# Help with modding with fan controllers



## kasgeek (Mar 23, 2009)

GeForce 8500 GT 1GB Sparkle
Seasonic S12Ii 500 Watt Power Supply Unit
Corsair (2x1GB) DDR2 800MHz
Maxtor - 500GB - 7200 rpm - 32 MB
AMD Athlon 64 X2 5000+ AM2 Retail, 2.6GHz
Antec Nine Hundred Ultimate Gamer Case

Hey I'm new to this site, and I like what I see in the mod section.

I'm not a wiz when it comes to electrics but I did build this system, now my issue is that this system has 4 case fans and 1 CPU fan, I want to install a fan controller in a drive bay but for me to do that I need to fully understand the physical setup in relation to my motherboard.
If you have any recommendations for fan controllers tell me the physical connections of the connectors.


----------



## sethy666 (Feb 11, 2008)

Welcome to the forums.

The type of connection really depends on the type of controller your after. 

Most of them have one connection to the power supply with x amount of direct connections to the fans.

I do not recommend hooking up your CPU fan to a controller. Most (if not all) CPUs need go through the mobo header in order to work as designed.

There are a ton of controllers out there at various prices (see below)



> http://www.pccasegear.com/index.php?main_page=index&cPath=9_511


Im not sure where you are from but this example is from an Australian site.

All I can recommend is once you have found something that you like - research any reviews or blogs that feature the controller. Not all controllers are created equal and you need to make sure they can handle the juice running through them.

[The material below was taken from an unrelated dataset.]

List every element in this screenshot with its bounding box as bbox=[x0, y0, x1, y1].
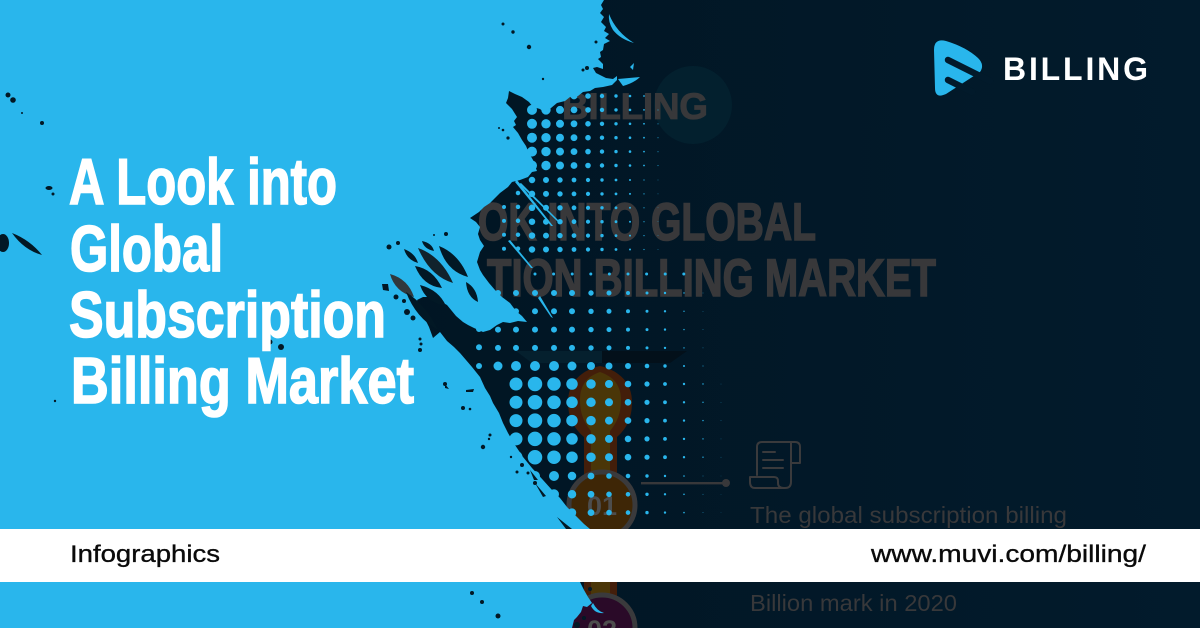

I trust this helps - let us know how you go.


----------



## kasgeek (Mar 23, 2009)

I'm from London

I was thinking this new, it's nice and simple

http://www.amazon.co.uk/LINDY-Case-...?ie=UTF8&s=electronics&qid=1237977224&sr=1-50

Acually I really like this one

http://www.pccasegear.com/index.php?main_page=product_info&cPath=9_511&products_id=6786

And this one

http://www.pccasegear.com/index.php?main_page=product_info&cPath=9_511&products_id=6702

My point being I need to know how physically install it before I buy it

Thanks for the help so far!


----------



## kasgeek (Mar 23, 2009)

Actually LOL
I want this one

If you guys can explain how to install it, that would be great, my specs are in the first post


----------



## derek_jones_36 (Nov 9, 2008)

Those are actually pretty easy to install. Just pull out the metal peice in the 5.25" bay area and slide the fan unit in and then secure it with whatever screws they provided. I believe you should have one connection going to the motherboard with only one wire coming from there so you can view rpm's on your system. Then there's a second wire leading to the Power Supply. Just make sure you have enough room to work in the case. Make sure of course to have absolutely everything powered OFF for this. That should be about it for that. Most of those fan controller manufacturers include pretty simple install guides. Shouldn't be too hard. Good Luck. Any More questions feel free to ask

Jones


----------



## sethy666 (Feb 11, 2008)

Which one? you didnt put in a link 



> Actually LOL
> I want this one


If you have one in mind, as I said, google for reviews and a few have online installation guides so you can get a handle on how easy the install will be. 

With any piece of gear for your PC, a few minutes reaseaching can save a whole heap of dramas and dollars


----------



## derek_jones_36 (Nov 9, 2008)

True enough. I will troll for one.

Jones


----------



## derek_jones_36 (Nov 9, 2008)

http://www.tomshardware.com/forum/245682-28-controller-antec-case

http://www.smartcomputing.com/Edito...cle=articles/2004/w1510/40w02/40w02.asp&guid=

http://www.overclock.net/air-cooling/357280-how-install-fan-controller.html

Let me know if this helps

Jones


----------